BOGOTA: Un soldat franco-colombien de la Légion étrangère française a été enlevé début août dans une région de Colombie contrôlée par la guérilla, a annoncé l'armée jeudi.

José Olger Melo Charry a été pris en otage le 6 août alors qu'il circulait sur une route du département de Nariño, dans le sud-ouest du pays, selon un rapport de l'armée consulté par l'AFP.

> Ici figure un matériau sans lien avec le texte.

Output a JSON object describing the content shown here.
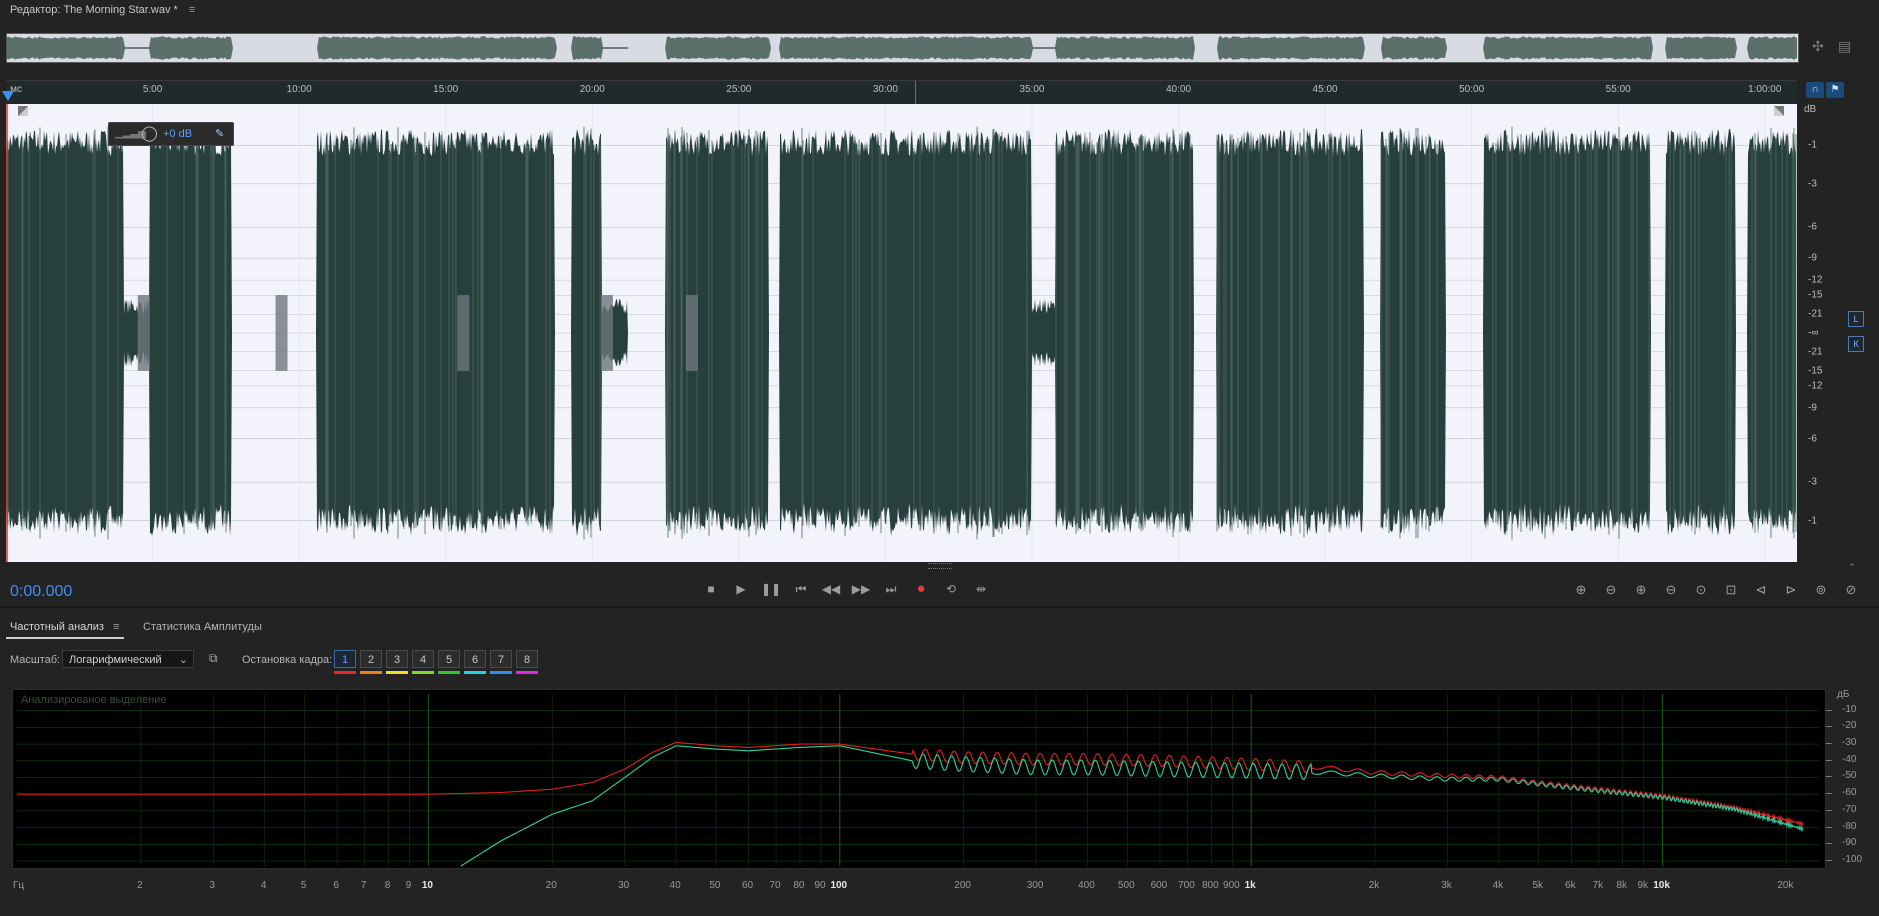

Les responsables présumés de cet enlèvement sont des dissidents de la guérilla des Farc, aujourd'hui dissoute, qui avaient refusé de signer l'accord de paix de 2016 avec le gouvernement, indique le document.

Les rebelles l'ont enlevé après avoir réalisé qu'il appartenait à la Légion étrangère française, d'après la même source.

José Olger Melo Charry, caporal engagé dans l'armée française depuis quatre ans, était en permission dans son pays d'origine, a déclaré jeudi le colonel Mauricio Osorio à la radio colombienne Blu Radio.

Le groupe accusé de cet enlèvement est dirigé par un homme connu sous le nom d'Ivan Mordisco, le guérillero le plus recherché de Colombie.

Les groupes armés du pays, principalement impliqués dans le trafic de drogue et l'exploitation minière illégale, ont recours aux enlèvements pour extorquer de l'argent ou faire pression sur les autorités.

Le président Abelardo de la Espriella, tenant de la droite dure, affiche depuis son arrivée au pouvoir début août une politique de lutte sans merci contre les guérillas et les narcotrafiquants, avec le soutien des Etats-Unis.

Son prédécesseur de gauche, Gustavo Petro, lui-même ancien membre d'une autre guérilla dissoute, avait échoué dans la plupart de ses tentatives de conclure la paix, et de nombreux experts soulignent que les groupes armés se sont renforcés durant sa présidence.